Concepts of “worship” are distinguished in Scripture, which shows that worship can be a purposeful act aside from “all of life.” Paul went up to Jerusalem “to worship” (Acts 24:11, which uses proskuneo, to bow down, show reverence). Abraham went up the mountain to worship (Gen 22:5). Worship, in this sense, is something that has a starting and stopping point, a time and place. We can go “to worship” (which is active). As such, it is distinguished from normal activities of life—the same activities that are part of our daily self-sacrifice to God. If no distinction is to be made, then why do the Scriptures make one? Wasn’t Paul already worshipping with his life when he went up to Jerusalem to worship?

The question is, do we, in our assemblies, have specified actions God wants us to do together that may be called worship? Can we not call singing praises to God worship (Eph 5:19-20)? Or giving thanks and praise in prayer together? Even an unbeliever, if convicted in an assembly, might “fall on his face and worship God, declaring that God is certainly among you” (1 Cor 14:25). Yes, worship can take place in a special way, distinguished from the idea that “all of life is worship.” No, the exact Greek term for “worship” need not be used to recognize this is what it is (“praise,” for example, would make the same point).

Some of the talk about worship seems to be a reaction to what many have, through the years, called “the five acts of worship” in assemblies. I’ve never been a fan of that terminology, and I feel no need to try to put all of this in a neat little box just for rhetorical purposes. Some of what we do in assemblies is meant for edification of each other (preaching, teaching), and so one might question whether or not such is “worship” in a strict sense. The question is, what do we see Christians doing together in the context of a purposefully assembled congregation? 1 Corinthians 14 is sufficient to show that they did worship God together in song and prayer. They did teach and edify. They did partake of the Lord’s Supper (cf. 1 Cor 11:18ff). These were purposeful, specific actions they performed in assemblies as a congregation meeting for that purpose, and abuses were chastised. Not everything was acceptable to God in those assemblies.

What’s the reason of all this? Even if one wants to argue that “all of life is worship” based on the need to be living sacrifices, such does not negate the need to assemble with saints on the first day of the week for purposeful actions of worship and edification together, as authorized by God and according to His grace. We cannot excuse ourselves from being part of a group on the basis that “all of life is worship,” nor can we use our purposed assembly times to just do whatever we wish based on a failure to distinguish concepts of worship. God is always in charge of His worship, and we are still responsible for following His will when we come together in those purposed assemblies.

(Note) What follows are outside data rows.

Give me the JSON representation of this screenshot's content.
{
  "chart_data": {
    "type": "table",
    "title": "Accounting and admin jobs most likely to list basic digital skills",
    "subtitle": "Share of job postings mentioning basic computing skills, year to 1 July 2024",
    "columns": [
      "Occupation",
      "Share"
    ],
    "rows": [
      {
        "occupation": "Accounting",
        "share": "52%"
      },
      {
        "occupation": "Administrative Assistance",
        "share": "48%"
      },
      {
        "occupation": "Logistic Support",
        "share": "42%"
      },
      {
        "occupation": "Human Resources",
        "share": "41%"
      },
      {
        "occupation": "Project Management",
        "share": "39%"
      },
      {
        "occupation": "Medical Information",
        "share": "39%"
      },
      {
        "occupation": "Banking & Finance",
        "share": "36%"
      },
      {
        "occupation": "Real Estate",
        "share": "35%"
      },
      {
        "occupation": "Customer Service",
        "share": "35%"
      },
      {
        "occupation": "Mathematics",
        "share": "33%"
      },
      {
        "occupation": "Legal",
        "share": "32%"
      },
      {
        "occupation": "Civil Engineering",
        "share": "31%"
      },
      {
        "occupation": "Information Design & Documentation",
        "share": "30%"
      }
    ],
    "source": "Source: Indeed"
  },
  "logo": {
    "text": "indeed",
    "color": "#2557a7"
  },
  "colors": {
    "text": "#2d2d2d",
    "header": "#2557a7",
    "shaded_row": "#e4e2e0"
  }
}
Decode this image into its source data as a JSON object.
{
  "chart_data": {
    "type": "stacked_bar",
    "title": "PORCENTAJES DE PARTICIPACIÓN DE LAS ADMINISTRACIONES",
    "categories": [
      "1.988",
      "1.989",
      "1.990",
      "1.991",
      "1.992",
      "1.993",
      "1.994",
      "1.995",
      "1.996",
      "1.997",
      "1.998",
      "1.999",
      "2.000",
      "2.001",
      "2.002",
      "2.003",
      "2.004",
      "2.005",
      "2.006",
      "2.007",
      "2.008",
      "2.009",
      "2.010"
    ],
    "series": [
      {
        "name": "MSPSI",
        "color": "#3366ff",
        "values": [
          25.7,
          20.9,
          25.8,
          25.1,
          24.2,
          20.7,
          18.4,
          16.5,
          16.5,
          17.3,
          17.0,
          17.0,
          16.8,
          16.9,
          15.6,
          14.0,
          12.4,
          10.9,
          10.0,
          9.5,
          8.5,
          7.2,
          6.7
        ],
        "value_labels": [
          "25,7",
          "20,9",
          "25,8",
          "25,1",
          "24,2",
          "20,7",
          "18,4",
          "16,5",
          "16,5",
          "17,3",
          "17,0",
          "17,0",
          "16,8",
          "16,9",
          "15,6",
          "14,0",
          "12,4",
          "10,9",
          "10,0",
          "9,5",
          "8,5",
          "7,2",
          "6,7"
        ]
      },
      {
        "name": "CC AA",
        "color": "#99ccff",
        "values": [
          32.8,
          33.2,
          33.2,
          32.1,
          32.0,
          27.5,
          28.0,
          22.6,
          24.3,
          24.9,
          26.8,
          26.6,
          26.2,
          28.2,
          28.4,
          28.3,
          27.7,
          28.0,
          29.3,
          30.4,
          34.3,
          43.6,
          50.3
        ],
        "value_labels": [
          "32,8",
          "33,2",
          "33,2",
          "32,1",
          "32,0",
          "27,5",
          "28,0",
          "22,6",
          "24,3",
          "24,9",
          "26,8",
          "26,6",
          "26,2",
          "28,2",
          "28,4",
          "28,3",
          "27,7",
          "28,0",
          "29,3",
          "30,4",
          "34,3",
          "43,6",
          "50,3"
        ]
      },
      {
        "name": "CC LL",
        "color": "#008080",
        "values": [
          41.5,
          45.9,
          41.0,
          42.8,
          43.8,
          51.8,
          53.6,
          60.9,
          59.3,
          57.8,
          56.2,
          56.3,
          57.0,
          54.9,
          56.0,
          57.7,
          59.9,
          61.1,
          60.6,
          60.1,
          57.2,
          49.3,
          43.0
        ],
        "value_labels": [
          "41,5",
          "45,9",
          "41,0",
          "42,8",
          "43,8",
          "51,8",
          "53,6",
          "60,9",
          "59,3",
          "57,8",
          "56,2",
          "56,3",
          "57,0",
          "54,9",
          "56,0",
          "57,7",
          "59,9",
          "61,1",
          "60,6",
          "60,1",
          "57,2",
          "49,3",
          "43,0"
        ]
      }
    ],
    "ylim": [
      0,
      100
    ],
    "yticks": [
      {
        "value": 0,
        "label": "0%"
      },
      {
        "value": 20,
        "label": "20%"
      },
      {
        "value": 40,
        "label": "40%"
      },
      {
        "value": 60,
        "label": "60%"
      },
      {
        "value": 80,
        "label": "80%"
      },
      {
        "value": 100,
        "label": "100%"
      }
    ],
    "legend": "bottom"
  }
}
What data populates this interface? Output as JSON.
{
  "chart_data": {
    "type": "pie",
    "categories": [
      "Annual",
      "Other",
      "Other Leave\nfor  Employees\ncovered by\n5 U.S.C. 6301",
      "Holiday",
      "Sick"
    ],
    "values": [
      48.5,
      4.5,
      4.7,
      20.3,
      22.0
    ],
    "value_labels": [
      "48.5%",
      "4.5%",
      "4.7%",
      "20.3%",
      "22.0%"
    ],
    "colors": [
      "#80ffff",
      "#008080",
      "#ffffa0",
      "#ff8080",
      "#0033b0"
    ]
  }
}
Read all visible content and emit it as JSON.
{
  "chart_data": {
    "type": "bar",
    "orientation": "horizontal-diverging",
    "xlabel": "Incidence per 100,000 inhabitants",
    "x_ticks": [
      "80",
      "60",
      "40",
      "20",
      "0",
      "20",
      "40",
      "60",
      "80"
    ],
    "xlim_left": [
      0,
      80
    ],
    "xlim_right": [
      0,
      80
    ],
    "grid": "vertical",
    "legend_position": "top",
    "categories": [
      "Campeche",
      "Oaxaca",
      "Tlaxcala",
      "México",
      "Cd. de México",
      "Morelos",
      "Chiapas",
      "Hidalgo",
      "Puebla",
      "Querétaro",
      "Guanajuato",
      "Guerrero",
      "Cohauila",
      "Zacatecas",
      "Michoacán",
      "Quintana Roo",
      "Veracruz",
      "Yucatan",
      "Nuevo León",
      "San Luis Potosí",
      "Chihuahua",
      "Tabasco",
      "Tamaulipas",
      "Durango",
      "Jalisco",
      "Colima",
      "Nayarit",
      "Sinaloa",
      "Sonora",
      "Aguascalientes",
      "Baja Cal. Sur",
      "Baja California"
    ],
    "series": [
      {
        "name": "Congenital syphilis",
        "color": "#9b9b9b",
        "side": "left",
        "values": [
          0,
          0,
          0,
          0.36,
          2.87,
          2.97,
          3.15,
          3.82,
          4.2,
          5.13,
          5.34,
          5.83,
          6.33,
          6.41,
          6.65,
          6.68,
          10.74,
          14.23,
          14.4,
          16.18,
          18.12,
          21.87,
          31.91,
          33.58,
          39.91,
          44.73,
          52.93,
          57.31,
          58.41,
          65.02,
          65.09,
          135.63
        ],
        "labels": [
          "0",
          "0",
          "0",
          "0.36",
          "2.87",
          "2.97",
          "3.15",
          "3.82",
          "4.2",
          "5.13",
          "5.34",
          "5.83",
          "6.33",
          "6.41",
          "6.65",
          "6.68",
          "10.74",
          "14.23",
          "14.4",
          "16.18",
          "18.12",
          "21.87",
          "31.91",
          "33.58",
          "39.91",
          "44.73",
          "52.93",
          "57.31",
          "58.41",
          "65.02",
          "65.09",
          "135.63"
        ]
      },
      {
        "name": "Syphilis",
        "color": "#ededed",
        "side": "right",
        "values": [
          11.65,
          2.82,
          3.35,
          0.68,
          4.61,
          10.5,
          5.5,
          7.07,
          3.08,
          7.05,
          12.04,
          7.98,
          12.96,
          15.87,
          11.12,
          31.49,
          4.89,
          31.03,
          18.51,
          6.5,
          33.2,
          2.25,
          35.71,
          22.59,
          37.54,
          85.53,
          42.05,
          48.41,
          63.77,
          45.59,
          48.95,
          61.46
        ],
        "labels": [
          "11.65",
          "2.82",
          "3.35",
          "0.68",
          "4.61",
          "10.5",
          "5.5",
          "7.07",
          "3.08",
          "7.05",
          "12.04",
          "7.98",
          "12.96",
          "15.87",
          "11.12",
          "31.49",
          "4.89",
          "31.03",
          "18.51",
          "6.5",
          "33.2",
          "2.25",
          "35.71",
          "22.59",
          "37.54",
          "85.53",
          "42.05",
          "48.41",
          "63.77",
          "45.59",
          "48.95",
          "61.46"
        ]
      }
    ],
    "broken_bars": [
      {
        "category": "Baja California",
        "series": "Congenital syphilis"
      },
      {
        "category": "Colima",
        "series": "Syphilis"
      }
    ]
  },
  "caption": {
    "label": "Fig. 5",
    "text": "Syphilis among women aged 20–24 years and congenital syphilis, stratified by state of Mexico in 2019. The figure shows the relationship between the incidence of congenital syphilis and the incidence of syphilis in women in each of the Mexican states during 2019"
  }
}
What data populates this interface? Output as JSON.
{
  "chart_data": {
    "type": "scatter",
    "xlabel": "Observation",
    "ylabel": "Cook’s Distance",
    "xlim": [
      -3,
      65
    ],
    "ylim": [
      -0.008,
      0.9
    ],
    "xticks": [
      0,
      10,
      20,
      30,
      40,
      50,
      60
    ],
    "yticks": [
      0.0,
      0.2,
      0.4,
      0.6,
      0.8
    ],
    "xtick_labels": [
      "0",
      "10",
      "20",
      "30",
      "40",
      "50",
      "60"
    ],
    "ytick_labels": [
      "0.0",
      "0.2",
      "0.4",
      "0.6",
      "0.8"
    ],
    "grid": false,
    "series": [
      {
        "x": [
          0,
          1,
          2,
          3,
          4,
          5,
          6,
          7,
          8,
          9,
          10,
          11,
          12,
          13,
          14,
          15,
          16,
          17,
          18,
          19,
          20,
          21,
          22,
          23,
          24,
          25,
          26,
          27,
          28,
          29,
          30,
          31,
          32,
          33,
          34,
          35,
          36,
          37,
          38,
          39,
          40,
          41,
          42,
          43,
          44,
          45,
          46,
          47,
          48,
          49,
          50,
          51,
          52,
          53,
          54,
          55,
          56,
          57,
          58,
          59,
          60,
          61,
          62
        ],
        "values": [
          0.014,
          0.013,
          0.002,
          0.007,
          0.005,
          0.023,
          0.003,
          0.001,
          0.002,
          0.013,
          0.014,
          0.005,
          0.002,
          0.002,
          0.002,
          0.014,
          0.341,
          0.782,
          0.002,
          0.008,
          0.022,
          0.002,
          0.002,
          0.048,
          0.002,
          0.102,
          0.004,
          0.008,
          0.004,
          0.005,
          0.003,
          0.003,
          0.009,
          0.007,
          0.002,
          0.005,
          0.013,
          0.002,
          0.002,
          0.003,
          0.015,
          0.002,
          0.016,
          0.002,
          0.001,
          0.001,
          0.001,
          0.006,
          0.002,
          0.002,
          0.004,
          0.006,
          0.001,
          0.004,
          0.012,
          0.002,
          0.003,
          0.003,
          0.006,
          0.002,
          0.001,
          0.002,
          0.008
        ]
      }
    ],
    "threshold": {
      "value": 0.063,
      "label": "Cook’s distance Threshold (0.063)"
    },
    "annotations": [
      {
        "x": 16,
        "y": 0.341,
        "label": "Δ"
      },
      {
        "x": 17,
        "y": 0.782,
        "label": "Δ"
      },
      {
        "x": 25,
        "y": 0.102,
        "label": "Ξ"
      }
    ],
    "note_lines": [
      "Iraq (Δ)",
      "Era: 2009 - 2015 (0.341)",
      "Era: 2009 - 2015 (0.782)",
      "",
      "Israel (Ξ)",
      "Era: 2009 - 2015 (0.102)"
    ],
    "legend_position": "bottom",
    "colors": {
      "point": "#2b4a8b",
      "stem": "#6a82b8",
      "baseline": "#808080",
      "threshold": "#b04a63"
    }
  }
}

Make your life a life of worship, but also make the assemblies with the saints a special time of worship and edification. Never neglect one for the other, but strive to keep your life and worship in harmony. If our lives really are worshipful, then our assemblies together will truly be special as we raise our voices as one in praise and seek to teach and edify each other for deeper growth in knowledge and spirituality.

1. Geisler, Norman, and Ronald M. Books. Come, Let us Reason: An Introduction to Logical Thinking. Grand Rapids, MI: Baker, 1990.

2. Kreeft, Peter. Socratic Logic. 3rd ed. South Bend, IN: St. Augustine, 2008.